June 1st kicks off the Atlantic Hurricane Season that runs through November 30th. This year’s long-range forecast includes up to 18 named storms. The NOAA’s National Hurricane Center names tropical cyclones when they reach tropical storm strength. Hurricanes are massive tropical cyclones―circular, rotating storms that span hundreds of miles.

Satellite imagery of tropical cyclones

Tropical depression (left), Tropical Storm (upper right). Hurricane or Typhoon (lower right)

Tropical storms are areas of low pressure with strong thunderstorms that rotate about the center of the storm with sustained wind speeds between 39 and 74 MPH. They have an easily recognized spiral shape when viewed with satellite imagery.

As warm, moist air rises into the storm, it adds energy to the formation and strengthens it. A distinct eye will begin to form and the storm becomes a hurricane when sustained winds exceed 74 MPH. At the same time, the forward movement of the storm slows down which allows it gain more energy from the warm ocean water. Storm bands form the distinct arms of the cyclone’s spiral shape.

 

Hazards and Effects

utility poles broken and leaning to one side

Strong storms wreak havoc on power distribution systems

Hurricanes have sustained high winds that can exceed 200 MPH, with bursts of even higher wind speeds. The high winds push ocean water into a dome-shaped mound called a storm surge that moves with the hurricane and can move onto land with the storm. Hurricane Katrina had a 25-foot surge that overwhelmed the coast of Louisiana and New Orleans in 2005. Flooding from the storm surge and from heavy rains can leave entire communities under water.

The strong thunderstorms within a hurricane and the cyclonic movement of the storm create the perfect environment for the formation of tornadoes once the hurricane reaches land.

Extreme winds and flooding wreak havoc with infrastructure including roads and the electrical power grid. Large storms can leave areas without power for weeks. Portable generator sales and rentals skyrocket as residents scramble to restore power for pumps, refrigerators and heating and cooling.

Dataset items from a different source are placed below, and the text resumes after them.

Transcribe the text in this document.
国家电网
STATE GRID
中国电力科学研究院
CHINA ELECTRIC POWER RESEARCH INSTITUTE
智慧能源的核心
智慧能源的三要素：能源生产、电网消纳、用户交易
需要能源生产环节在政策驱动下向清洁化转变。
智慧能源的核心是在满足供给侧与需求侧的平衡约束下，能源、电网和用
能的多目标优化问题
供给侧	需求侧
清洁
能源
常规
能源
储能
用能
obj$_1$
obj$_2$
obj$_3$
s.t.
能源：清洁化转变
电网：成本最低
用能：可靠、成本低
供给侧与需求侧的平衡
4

Generator shortages push prices up.

Vulnerability

The entire eastern coast of North America, the Gulf Coast, Latin America, the Bahamas and the Caribbean Islands are vulnerable to tropical cyclones. Long-range forecasters predict a higher than average chance of a major hurricane (category three or higher) making landfall in the United States in 2013.

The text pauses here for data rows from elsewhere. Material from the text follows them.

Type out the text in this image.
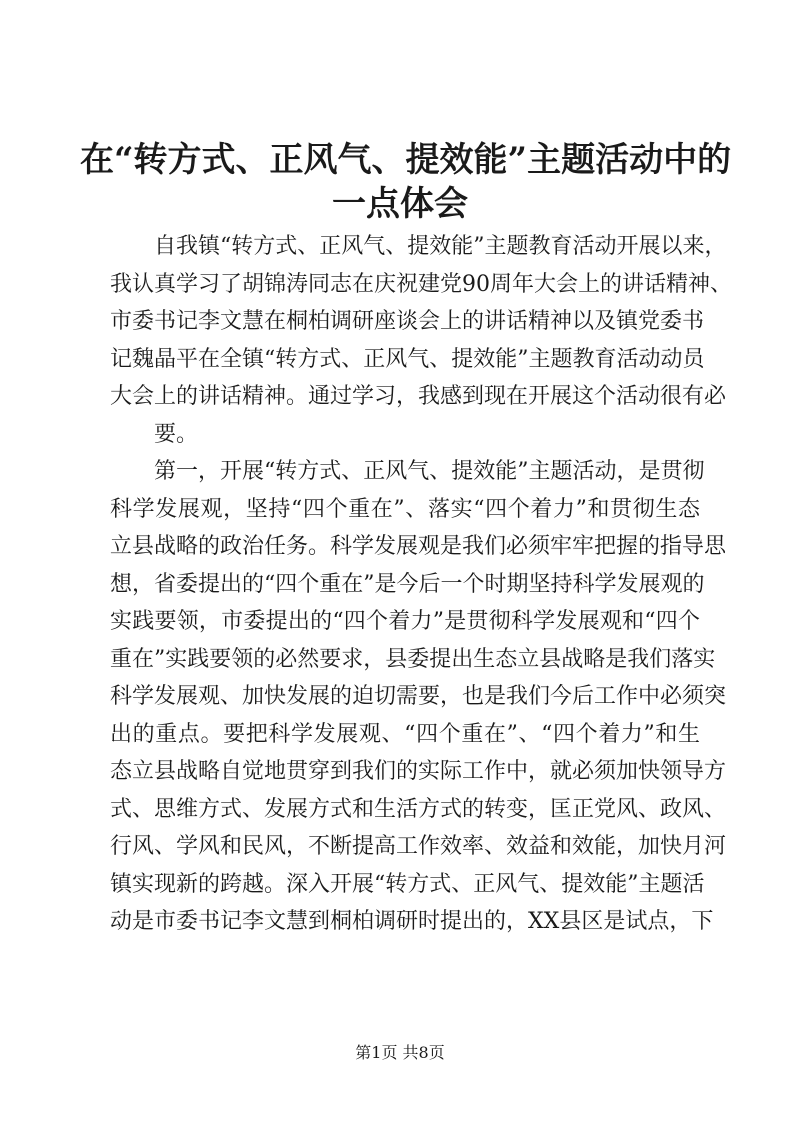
在“转方式、正风气、提效能”主题活动中的
一点体会
自我镇“转方式、正风气、提效能”主题教育活动开展以来，
我认真学习了胡锦涛同志在庆祝建党90周年大会上的讲话精神、
市委书记李文慧在桐柏调研座谈会上的讲话精神以及镇党委书
记魏晶平在全镇“转方式、正风气、提效能”主题教育活动动员
大会上的讲话精神。通过学习，我感到现在开展这个活动很有必
要。
第一，开展“转方式、正风气、提效能”主题活动，是贯彻
科学发展观，坚持“四个重在”、落实“四个着力”和贯彻生态
立县战略的政治任务。科学发展观是我们必须牢牢把握的指导思
想，省委提出的“四个重在”是今后一个时期坚持科学发展观的
实践要领，市委提出的“四个着力”是贯彻科学发展观和“四个
重在”实践要领的必然要求，县委提出生态立县战略是我们落实
科学发展观、加快发展的迫切需要，也是我们今后工作中必须突
出的重点。要把科学发展观、“四个重在”、“四个着力”和生
态立县战略自觉地贯穿到我们的实际工作中，就必须加快领导方
式、思维方式、发展方式和生活方式的转变，匡正党风、政风、
行风、学风和民风，不断提高工作效率、效益和效能，加快月河
镇实现新的跨越。深入开展“转方式、正风气、提效能”主题活
动是市委书记李文慧到桐柏调研时提出的，XX县区是试点，下
第1页 共8页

Off all weather events, a hurricane gives residents in its path the most time to prepare or flee. Forecasters can predict the general path of a hurricane as much as a week in advance and have an  accurate landfall target area several days before it hits. Authorities can determine if evacuation is necessary and save lives by moving people out of harms way.

Note: Anyone in the direct path of a hurricane should move inland away from the brunt of the storm.

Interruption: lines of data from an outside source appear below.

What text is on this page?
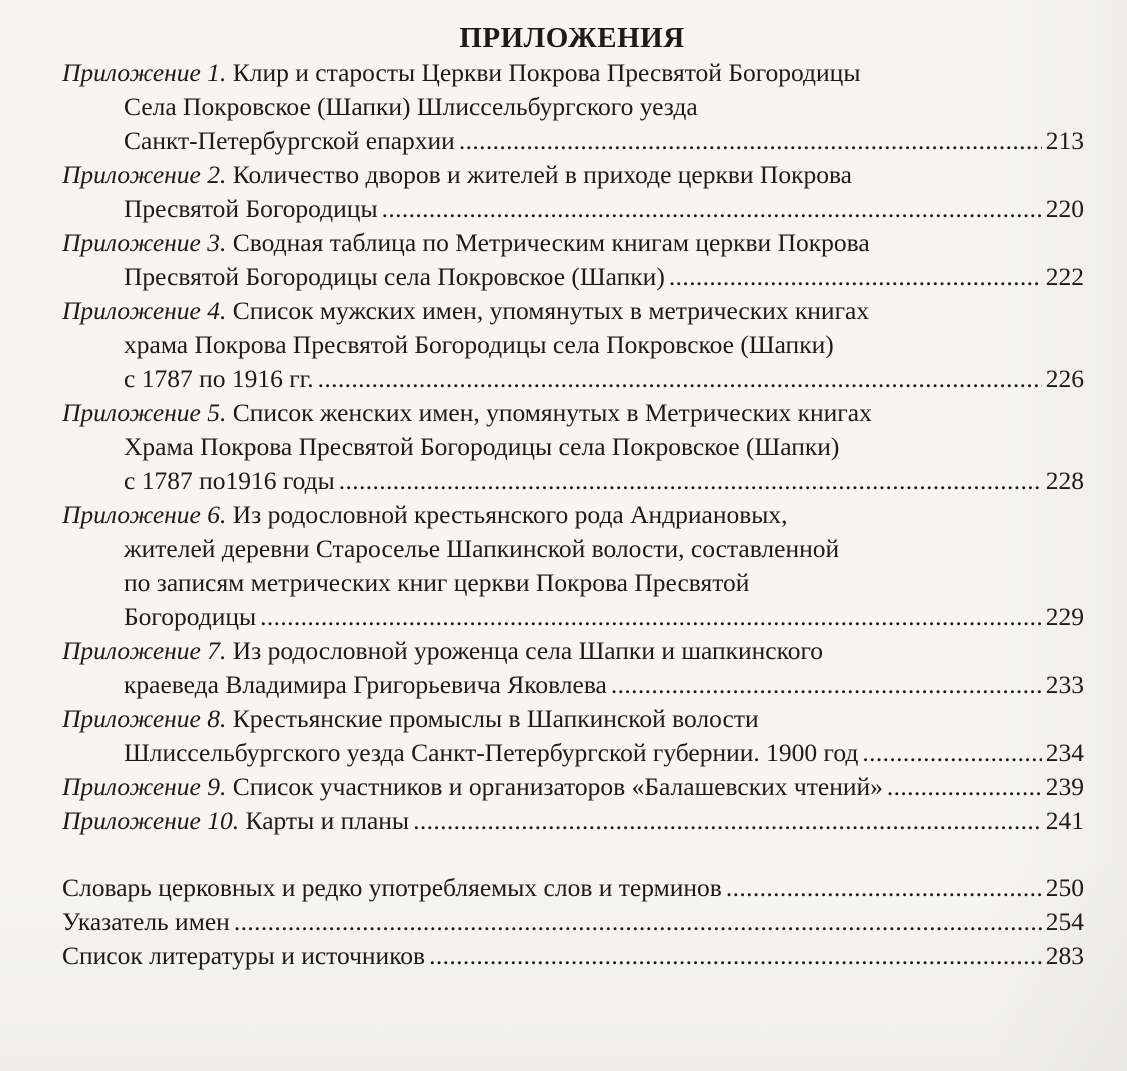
ПРИЛОЖЕНИЯ
Приложение 1. Клир и старосты Церкви Покрова Пресвятой Богородицы
Села Покровское (Шапки) Шлиссельбургского уезда
Санкт-Петербургской епархии . . .	213
Приложение 2. Количество дворов и жителей в приходе церкви Покрова
Пресвятой Богородицы . . .	220
Приложение 3. Сводная таблица по Метрическим книгам церкви Покрова
Пресвятой Богородицы села Покровское (Шапки) . . .	222
Приложение 4. Список мужских имен, упомянутых в метрических книгах
храма Покрова Пресвятой Богородицы села Покровское (Шапки)
с 1787 по 1916 гг. . . .	226
Приложение 5. Список женских имен, упомянутых в Метрических книгах
Храма Покрова Пресвятой Богородицы села Покровское (Шапки)
с 1787 по1916 годы . . .	228
Приложение 6. Из родословной крестьянского рода Андриановых,
жителей деревни Староселье Шапкинской волости, составленной
по записям метрических книг церкви Покрова Пресвятой
Богородицы . . .	229
Приложение 7. Из родословной уроженца села Шапки и шапкинского
краеведа Владимира Григорьевича Яковлева . . .	233
Приложение 8. Крестьянские промыслы в Шапкинской волости
Шлиссельбургского уезда Санкт-Петербургской губернии. 1900 год . . .	234
Приложение 9. Список участников и организаторов «Балашевских чтений» . . .	239
Приложение 10. Карты и планы . . .	241
Словарь церковных и редко употребляемых слов и терминов . . .	250
Указатель имен . . .	254
Список литературы и источников . . .	283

Those living outside the direct path of the storm can prepare by stocking up on non-perishable food, water, and fuel for portable generators.

Waiting for a hurricane to threaten before preparing is a recipe for disaster. By the time a storm’s path is known, savvy homeowners will have boarded up their homes and made their escape. Those outside the direct path will have generators, food, water, and fuel to help them weather the coming days and weeks.

If you live in area vulnerable to hurricanes, keep a months supply of non-perishable food on hand. When a storm does threaten, fill water containers with at least one gallon of drinking water per person, per day, for at least one week. Additional water is required for washing, cooking, and sanitation. It takes 1.5 to 3 gallons of water to flush a toilet.

Standby generators make a lot of sense in hurricane-prone areas. They operate automatically and since they use natural gas or LP gas, there’s no need to fill them every few hours with fuel. It takes time to install a standby generator system and most people will need the services of a qualified electrician. Don’t wait for the storm, plan and act now.